More Definitions of Agents
- "An agent is a persistent software entity dedicated to a specific purpose. " (Smith, Cypher, and Spohrer 94 )
- "Intelligent agents are software entities that carry out some set of operations on behalf of a user or another program with some degree of independence or autonomy, and in so doing, employ some knowledge or representation of the user's goals or desires." (IBM)
- "Intelligent agents continuously perform three functions: perception of dynamic conditions in the environment; action to affect conditions in the environment; and reasoning to interpret perceptions, solve problems, draw inferences, and determine actions. "(Hayes-Roth 94)
Agent vs. Program
- Size - an agent is usually smaller than a program.
- Purpose - an agent has a specific purpose while programs are multi-functional.
- Persistence - an agent's life span is not entirely dependent on a user launching and quitting it.

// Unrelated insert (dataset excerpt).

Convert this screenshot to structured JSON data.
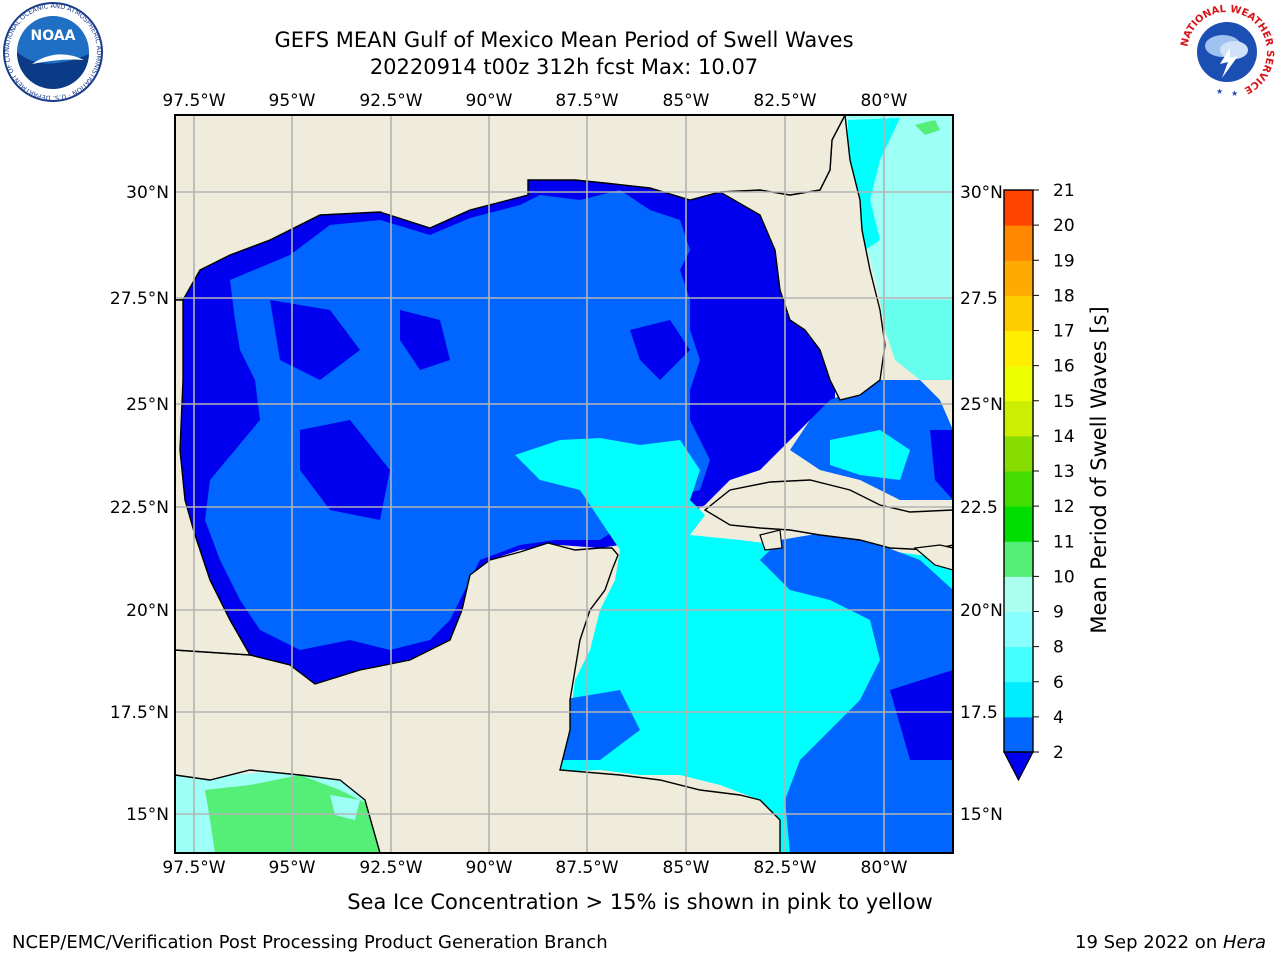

- Autonomy - an agent doesn't need the user's input to function.
Simple Agents
- Table-driven agents: the function consists in a lookup table of actions to be taken for every possible state of the environment.
- If the environment has n variables, each with t possible states, then the table size is tn.
- Only works for a small number of possible states for the environment.
- Simple reflex agents: deciding on the action to take based only on the current perception and not on the history of perceptions.
- Based on the condition-action rule:
(if (condition) action)
- Works if the environment is fully observable
; Table driven, Lisp version
(defun table_agent (percept)
(let ((action t))
(push percept percepts)
(setq action
(lookup percepts table))
action))
(defun reflex_agent (percept)
(let ((rule t) (state t) (action t))
(setq state (interpret percept))
(setq rule (match state))
(setq action (decision rule))
action))
# Table drives, Python version
percepts = []
table = {}
def table_agent (percept):
action = True
percepts.append(percept)
action = lookup(percepts, table)
return action
def reflex_agent (percept):
state = interpret(percept)
rule = match(state)
action = decision(rule)
return action
Model-Based Reflex Agents
- If the world is not fully observable, the agent must remember observations about the parts of the environment it cannot currently observe.
- This usually requires an internal representation of the world (or internal state).
- Since this representation is a model of the world, we call this model-based agent.
; Reflex agents, Lisp version
(setq state t) ; the world model
(setq action nil) ; latest action
(defun model_reflex_agent (percept)
(let ((rule t))
(setq state
(update_state
state action percept))
(setq rule (match state))
(setq action (decision rule))
action))
# Reflex agents, Python version
state = True # the world model
action = False # latest action
def model_reflex_agent (percept)
state = update_state(state,
action,
percept)
rule = match(state)
action = decision(rule)
return action
Goal-Driven Agents
- The agent has a purpose and the action to be taken depends on the current state and on what it tries to accomplish (the goal).
- In some cases the goal is easy to achieve. In others it involves planning, sifting through a search space for possible solutions, developing a strategy.
- Utility-based agents: the agent is aware of a utility function that estimates how close the current state is to the agent's goal.
Learning Agents
- Agents capable of acquiring new competence through observations and actions.
- Components:
- learning element (modifies the performance element)
- performance element (selects actions)
- feedback element (critic)
- exploration element (problem generator).
Other Types of Agents
- Temporarily continuous - a continuously running process,
- Communicative agent - exchanging information with other agents to complete its task.
- Mobile agent - capable of moving from one machine to another one (or from one environment to another).
- Flexible agent - whose actions are not scripted.
- Character - an agent with conversation skills, personality, and even emotional state.
Classification of agents
Agent Example
- A file manager agent.
- Sensors: commands like ls, du, pwd.
- Actuators: commands like tar, gzip, cd, rm, cp, etc.
- Purpose: compress and archive files that have not been used in a while.
- Environment: fully observable (but partially observed), deterministic (strategic), episodic, dynamic, discrete.